Unless you’ve been too busy printing your “Make America Great Again” shirts or watching Beyoncé’s Lemonade, then you’ll know that major central banks such as the ECB, Fed, RBNZ, BOJ, and the RBA have recently printed their monetary policy announcements.
What did these banks have to say and how did their statements affect their local currencies? Let’s take a quick trip down memory lane.
ECB: “I just need some time.”
No, the European Central Bank (ECB) isn’t breaking up with us. The ECB kept its policies steady, with the rate on the main refinancing operations, the marginal lending facility, and the deposit facility unchanged at 0.00%, 0.25% and -0.40% respectively while the QE program is kept at 80 billion EUR per month.
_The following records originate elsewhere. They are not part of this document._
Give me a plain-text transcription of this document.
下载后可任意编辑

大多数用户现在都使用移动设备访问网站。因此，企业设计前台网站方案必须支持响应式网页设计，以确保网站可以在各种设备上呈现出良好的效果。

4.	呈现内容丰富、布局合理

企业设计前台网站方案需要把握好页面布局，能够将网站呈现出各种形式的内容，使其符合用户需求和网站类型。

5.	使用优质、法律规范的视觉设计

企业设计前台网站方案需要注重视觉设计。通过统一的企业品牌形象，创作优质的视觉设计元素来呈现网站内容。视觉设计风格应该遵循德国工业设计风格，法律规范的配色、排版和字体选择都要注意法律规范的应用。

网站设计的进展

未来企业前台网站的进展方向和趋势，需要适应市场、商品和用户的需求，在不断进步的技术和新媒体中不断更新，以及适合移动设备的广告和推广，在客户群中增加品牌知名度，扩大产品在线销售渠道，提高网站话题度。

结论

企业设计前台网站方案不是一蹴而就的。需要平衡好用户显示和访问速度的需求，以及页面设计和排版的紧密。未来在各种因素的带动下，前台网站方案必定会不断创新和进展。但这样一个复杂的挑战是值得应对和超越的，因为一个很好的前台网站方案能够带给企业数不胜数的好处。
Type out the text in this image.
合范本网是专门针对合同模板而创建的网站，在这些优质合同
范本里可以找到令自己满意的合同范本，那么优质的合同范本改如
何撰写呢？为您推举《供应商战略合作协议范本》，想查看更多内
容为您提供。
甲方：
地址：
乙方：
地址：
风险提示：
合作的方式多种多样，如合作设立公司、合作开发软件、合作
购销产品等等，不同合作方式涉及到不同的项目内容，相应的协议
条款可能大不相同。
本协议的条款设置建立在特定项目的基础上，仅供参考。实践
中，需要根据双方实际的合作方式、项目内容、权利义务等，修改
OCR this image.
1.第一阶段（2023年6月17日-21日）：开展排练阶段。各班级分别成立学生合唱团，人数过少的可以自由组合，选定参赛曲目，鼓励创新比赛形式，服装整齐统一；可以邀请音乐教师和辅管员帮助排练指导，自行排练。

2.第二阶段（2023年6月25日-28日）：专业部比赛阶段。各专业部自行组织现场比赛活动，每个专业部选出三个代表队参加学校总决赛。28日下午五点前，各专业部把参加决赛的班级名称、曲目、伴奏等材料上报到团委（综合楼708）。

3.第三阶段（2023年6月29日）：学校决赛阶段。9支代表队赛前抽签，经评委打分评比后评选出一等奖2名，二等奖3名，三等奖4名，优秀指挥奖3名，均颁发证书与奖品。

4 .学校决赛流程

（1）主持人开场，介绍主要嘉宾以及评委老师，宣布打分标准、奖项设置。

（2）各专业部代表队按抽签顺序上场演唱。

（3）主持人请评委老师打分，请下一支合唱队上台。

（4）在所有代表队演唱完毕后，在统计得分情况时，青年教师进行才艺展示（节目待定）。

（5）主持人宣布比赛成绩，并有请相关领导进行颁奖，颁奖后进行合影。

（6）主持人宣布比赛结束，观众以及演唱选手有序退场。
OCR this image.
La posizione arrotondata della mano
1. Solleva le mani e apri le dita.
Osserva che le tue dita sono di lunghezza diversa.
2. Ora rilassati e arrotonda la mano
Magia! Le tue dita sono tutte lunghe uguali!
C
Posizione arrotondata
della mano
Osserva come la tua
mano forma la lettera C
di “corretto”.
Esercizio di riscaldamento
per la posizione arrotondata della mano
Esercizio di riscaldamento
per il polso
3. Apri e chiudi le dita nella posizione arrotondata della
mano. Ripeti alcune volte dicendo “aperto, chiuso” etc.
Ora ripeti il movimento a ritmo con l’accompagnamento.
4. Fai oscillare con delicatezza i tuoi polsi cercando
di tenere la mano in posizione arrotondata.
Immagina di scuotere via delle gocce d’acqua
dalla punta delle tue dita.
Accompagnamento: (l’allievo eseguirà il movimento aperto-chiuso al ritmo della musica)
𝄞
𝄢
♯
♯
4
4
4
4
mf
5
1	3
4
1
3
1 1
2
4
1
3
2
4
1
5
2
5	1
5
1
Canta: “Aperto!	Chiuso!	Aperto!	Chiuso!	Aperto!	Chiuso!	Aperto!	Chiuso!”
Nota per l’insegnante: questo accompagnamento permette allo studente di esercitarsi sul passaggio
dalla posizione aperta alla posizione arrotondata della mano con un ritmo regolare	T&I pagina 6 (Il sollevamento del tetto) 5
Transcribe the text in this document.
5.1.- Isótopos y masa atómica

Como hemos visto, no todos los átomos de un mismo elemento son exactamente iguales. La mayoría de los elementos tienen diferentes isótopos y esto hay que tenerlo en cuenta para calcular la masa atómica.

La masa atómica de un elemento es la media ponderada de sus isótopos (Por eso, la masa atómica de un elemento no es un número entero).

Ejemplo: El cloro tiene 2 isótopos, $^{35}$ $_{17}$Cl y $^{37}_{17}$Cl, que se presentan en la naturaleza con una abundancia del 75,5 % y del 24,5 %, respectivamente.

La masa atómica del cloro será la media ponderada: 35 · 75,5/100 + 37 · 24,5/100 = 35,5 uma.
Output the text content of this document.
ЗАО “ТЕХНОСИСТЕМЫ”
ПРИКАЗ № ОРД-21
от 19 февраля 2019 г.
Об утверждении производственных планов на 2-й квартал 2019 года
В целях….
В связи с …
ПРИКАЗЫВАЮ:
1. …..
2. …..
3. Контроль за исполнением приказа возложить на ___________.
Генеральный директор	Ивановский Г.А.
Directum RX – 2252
In his presser, Draghi relayed his confidence on the ECB’s previous changes, *cough* negative interest rates *cough* saying that they only need time to “display their effects.” However, he also warned that risks to economic growth remain “tilted to the downside” and that interest rates will likely stay low “beyond the horizon of the asset purchase programme.” The euro popped up at the ECB’s decision to hold its policies steady but soon dropped back down after Draghi’s dovish speeches.
Fed: “It’s the inner beauty that counts.”
As expected, the Fed didn’t make any changes to its policies last week. Without any press conference scheduled though, forex traders paid closer attention to the actual statement for volatility. What they found can be summarized into two points.
First, for the first time this year the Fed removed its rhetoric saying that global and financial developments are posing risks to Uncle Sam’s growth. Instead, the central bank is now simply monitoring said concerns as well as their inflation indicators.
Janet Yellen and her gang have also placed more emphasis on the domestic front. Issues such as slowing economic growth, improving labor market conditions, and moderating household spending were discussed more than the external risks. Will this mean that today’s NFP report would have more influence on the Fed’s next decision-making than the usual?
RBNZ: “Lower Kiwi plz.”
The Reserve Bank of New Zealand (RBNZ) provided a bit of boost for the Kiwi when it kept its rates steady at 2.25%.
A closer look at the statement reveals that the central bank isn’t as worried over the financial market volatility and low dairy prices as it was in the previous month. Right now Graeme Wheeler and his gang believe that the economy is being supported by healthy migration, construction activity, tourism, and an accommodative monetary policy.
Wheeler did his best to jawbone the Kiwi, saying that a weaker currency is desirable. However, forex traders paid more attention to the RBNZ’s concerns over a potentially heating housing market, which would become even more heated if the central bank cut its rates further. The Kiwi ended the day higher against its counterparts.
Can a central bank become the biggest market mover of the week by doing nothing? I guess you can if you’re the Bank of Japan (BOJ). Last week the BOJ caused sharp yen gains by keeping its interest rates at -0.1% and its asset-buying program at 80 trillion JPY a year.
With Japan’s indicators deteriorating and USD/JPY dropping to notable lows, forex traders had anticipated a reaction from the BOJ. Instead, the central bank pulled an ECB and decided to wait for the impact of its previous changes to take effect.
The lack of changes would’ve been fine if Kuroda and his gang haven’t DOWNGRADED their growth and inflation forecasts. The BOJ is now expecting inflation to hit its 2.0% some time in 2017-2018 rather than in H1 2017. Yipes!
RBA: “Aaaand CUT!”
The Reserve Bank of Australia (RBA) proved that it means business when it comes to achieving its inflation targets. As speculated in my Australian economy snapshot, the recent drop in quarterly inflation numbers got the RBA’s attention.
The central bank cut its interest rates from 2.0% to a record low of 1.75%. The RBA explained that while the quarterly data contains temporary factors, factoring in the subdued labor costs, low global inflation, and a not-so-overheated housing market significantly changes the central bank’s previous inflation forecasts.
As if a rate cut isn’t enough, the RBA delivered its second punch through its inflation estimates. The RBA is now expecting a 1% to 2% inflation range in 2016, way lower than its 2% to 3% estimates just three months ago. Not surprisingly, the Aussie took another step back across the board.
There you have it, folks! I hope you’ve learned a thing or two about the latest central bank decisions! Will the changes above be enough for you to change your currency biases? Why or why not?